Vi chiederete perché sia opportuno conoscere quando un testo sia stato composto. Il fatto è che in molti casi questa informazione è molto significativa anche per la sua interpretazione. Ho già fatto l’esempio di un diario: una cosa è se esso è stato redatto giorno per giorno, tutt’altra se esso è stato ricostruito o modificato a posteriori: nel secondo caso non solo possono esserci stati involontari equivoci (ad esempio sulla data di alcuni avvenimenti), ma la conoscenza di ciò che è accaduto dopo può avere indotto a narrare le cose in modo diverso. Ma ciò è vero anche in altri casi. Si è discusso accanitamente se il Passero solitario di Giacomo Leopardi, che appare a stampa tra i Canti solo nell’edizione del 1835, sia stato composto attorno al 1818, come ritengono molti, oppure poco prima del 1835, come pensava Domenico De Robertis. Ognuna delle due ipotesi ha importanti conseguenze per la storia della poesia leopardiana. Se il Passero è stato scritto negli stessi anni degli altri idilli, cui si avvicina molto, bisogna spiegare perché il poeta lo abbia escluso dalle stampe, che per i suoi idilli cominciano nel 1826, fino ad una data molto più tarda. Se invece esso risale al 1835 circa ci si chiede come mai, in anni in cui la poesia di Giacomo aveva temi e toni affatto diversi, egli sia tornato a modalità che risalivano ad un quindicennio prima.
La datazione della fine del IV libro di Froissart (e della sua morte, dato che il libro rimase incompleto) ha importanti conseguenze sulla valutazione storiografica della sua opera o almeno del racconto che egli fa delle vicende più recenti. Se fosse vero che il cronista sia morto attorno al 1410, egli avrebbe avuto tutto il tempo per informarsi meglio su tali vicende, per meditare sulle loro ragioni e sul loro significato e per narrarle con cura.
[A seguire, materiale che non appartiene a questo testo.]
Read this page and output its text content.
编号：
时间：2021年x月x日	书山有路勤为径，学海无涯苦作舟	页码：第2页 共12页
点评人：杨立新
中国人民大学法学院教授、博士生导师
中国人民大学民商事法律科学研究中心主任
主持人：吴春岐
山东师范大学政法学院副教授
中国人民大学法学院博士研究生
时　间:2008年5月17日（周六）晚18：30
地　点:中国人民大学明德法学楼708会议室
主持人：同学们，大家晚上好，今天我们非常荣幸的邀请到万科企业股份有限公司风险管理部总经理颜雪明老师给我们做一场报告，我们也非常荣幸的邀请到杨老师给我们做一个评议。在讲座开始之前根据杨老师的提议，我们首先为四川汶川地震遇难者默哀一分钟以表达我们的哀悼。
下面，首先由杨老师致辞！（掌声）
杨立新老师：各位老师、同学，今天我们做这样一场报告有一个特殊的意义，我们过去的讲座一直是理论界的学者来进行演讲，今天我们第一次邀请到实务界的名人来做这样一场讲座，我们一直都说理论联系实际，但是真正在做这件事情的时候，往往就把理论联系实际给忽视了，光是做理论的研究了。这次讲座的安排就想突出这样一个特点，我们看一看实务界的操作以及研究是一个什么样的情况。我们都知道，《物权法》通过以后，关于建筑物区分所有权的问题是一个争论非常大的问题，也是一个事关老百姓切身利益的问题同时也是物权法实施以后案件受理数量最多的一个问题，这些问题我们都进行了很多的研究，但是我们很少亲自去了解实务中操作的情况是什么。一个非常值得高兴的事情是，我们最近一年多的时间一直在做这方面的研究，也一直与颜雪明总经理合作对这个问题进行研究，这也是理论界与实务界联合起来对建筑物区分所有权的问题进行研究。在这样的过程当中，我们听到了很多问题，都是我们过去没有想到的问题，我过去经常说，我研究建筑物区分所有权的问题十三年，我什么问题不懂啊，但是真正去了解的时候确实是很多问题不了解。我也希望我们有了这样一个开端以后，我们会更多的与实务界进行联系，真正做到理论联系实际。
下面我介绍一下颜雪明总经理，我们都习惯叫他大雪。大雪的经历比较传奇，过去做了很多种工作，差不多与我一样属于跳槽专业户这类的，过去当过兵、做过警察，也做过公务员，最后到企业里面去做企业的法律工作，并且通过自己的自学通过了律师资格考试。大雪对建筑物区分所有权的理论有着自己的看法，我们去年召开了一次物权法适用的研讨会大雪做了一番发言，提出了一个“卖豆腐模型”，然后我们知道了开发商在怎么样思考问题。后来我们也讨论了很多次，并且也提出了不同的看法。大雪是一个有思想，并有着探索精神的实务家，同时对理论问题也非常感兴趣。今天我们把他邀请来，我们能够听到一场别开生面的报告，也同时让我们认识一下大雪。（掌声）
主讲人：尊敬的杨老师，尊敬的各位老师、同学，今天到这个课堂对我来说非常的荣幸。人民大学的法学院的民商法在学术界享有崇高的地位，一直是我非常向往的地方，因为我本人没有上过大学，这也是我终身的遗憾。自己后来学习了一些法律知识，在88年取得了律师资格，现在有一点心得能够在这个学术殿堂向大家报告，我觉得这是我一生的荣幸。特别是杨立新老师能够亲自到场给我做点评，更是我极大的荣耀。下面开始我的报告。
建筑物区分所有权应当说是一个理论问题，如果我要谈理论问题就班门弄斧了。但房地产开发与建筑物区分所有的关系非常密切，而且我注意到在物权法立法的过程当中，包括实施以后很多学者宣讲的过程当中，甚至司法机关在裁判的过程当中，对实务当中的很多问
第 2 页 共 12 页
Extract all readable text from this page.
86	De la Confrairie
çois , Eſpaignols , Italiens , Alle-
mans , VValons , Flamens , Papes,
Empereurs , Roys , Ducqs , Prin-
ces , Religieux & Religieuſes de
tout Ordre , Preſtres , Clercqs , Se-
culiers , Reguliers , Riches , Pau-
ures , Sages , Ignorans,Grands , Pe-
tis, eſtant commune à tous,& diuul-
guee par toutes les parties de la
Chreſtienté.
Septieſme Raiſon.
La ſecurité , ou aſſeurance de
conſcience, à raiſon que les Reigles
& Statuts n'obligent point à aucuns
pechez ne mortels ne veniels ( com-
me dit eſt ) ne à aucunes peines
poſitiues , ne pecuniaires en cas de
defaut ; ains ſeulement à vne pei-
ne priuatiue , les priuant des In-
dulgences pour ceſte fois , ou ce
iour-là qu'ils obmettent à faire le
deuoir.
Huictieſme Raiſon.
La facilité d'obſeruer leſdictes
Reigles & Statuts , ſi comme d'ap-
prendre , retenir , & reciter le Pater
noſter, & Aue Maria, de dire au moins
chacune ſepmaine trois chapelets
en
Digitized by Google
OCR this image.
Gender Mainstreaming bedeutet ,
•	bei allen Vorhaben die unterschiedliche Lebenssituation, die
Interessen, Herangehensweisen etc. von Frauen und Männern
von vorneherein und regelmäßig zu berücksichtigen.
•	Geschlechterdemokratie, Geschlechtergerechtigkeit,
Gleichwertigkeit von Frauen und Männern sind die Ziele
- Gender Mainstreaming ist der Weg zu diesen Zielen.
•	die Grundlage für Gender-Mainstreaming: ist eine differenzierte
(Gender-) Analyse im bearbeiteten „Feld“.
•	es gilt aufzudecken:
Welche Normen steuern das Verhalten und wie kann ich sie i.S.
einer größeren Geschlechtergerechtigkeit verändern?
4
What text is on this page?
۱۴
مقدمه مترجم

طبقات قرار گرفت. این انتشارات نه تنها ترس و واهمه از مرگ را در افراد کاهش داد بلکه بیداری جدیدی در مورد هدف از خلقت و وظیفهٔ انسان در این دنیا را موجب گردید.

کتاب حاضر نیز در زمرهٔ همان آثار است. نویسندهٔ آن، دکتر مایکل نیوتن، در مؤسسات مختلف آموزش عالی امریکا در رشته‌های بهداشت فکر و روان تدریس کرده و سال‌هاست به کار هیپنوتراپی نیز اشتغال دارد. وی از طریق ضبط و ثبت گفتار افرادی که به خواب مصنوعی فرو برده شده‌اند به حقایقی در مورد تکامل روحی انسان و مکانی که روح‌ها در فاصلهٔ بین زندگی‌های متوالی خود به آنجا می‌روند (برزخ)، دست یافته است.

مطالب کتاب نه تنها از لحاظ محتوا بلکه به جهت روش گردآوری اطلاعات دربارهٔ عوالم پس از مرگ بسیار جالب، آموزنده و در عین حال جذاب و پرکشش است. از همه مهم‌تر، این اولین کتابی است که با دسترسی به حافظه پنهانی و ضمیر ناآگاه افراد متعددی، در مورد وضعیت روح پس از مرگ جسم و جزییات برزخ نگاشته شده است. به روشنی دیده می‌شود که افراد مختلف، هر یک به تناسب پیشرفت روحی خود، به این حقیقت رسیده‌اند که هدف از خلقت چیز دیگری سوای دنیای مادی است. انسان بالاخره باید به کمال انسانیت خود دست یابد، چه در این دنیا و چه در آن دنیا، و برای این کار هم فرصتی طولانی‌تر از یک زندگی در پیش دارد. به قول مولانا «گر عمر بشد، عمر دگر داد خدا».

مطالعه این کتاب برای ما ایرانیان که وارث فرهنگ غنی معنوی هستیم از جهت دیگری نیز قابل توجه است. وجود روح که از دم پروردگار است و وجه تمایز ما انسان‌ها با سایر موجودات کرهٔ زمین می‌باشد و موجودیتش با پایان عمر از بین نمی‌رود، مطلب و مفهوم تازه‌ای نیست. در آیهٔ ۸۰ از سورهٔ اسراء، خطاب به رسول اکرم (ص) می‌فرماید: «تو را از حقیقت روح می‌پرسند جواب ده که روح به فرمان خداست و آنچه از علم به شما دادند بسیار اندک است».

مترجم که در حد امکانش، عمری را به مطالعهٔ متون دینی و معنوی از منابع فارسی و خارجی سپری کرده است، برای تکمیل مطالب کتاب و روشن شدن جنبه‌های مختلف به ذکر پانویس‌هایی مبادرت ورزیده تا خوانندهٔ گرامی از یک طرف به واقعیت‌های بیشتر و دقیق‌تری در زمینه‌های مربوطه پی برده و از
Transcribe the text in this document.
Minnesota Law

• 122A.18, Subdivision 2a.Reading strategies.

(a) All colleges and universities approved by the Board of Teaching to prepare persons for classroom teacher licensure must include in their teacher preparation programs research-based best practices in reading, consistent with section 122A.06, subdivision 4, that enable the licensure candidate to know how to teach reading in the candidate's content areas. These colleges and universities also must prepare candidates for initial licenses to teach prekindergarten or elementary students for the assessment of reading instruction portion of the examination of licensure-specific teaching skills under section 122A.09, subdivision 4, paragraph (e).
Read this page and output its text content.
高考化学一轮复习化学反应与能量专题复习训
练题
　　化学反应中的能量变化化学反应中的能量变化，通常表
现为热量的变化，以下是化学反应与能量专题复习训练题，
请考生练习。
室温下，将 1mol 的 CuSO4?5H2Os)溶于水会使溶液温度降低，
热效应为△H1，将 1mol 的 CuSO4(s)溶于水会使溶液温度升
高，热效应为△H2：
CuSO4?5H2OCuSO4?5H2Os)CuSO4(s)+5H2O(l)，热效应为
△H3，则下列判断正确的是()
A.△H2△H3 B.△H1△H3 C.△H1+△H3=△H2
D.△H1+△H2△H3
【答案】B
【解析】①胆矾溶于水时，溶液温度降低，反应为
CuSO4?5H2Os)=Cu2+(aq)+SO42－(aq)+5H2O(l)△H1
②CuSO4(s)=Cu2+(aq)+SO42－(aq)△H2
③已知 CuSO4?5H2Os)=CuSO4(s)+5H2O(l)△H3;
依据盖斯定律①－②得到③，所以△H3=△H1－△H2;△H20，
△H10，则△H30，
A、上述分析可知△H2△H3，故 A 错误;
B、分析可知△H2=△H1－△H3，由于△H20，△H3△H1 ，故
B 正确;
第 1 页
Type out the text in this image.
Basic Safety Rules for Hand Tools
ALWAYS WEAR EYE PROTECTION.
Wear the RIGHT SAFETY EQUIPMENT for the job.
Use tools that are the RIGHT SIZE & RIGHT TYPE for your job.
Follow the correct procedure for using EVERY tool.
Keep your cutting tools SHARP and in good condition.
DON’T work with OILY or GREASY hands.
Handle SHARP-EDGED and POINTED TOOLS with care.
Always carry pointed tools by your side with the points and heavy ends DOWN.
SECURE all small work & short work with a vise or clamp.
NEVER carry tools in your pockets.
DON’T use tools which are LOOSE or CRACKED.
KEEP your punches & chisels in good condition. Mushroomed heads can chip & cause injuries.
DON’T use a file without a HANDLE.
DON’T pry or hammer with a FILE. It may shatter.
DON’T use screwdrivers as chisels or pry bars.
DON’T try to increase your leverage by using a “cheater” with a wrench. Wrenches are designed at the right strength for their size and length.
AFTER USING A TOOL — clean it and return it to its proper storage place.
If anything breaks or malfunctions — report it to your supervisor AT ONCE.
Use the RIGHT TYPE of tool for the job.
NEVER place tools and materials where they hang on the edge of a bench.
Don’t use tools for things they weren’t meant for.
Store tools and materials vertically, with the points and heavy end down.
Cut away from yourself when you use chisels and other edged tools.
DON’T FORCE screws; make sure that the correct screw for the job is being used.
Io credo di aver dimostrato che Froissart in realtà morì nella primavera del 1404, il che riduce alla metà la sua distanza cronologica dagli avvenimenti inglesi del 1399, la deposizione di Riccardo II e l’usurpazione di Enrico IV. Si consideri anche che il nuovo sovrano, che non voleva restituire al re di Francia la giovanissima vedova di Riccardo, che era sua figlia, ed ancor meno la ricca dote di lei, bloccò per un tempo consistente ogni comunicazione con la Francia e perfino la corte di Parigi rimase in dubbio su molti particolari di quanto era accaduto. Se è così, non solo non si può accusare Froissart di essere poco e male informato, quando anche Carlo VI non sapeva che fine avesse fatto sua figlia, ma addirittura dobbiamo ammirare la sua capacità di capire gli avvenimenti e di dare una non superficiale interpretazione della vicenda.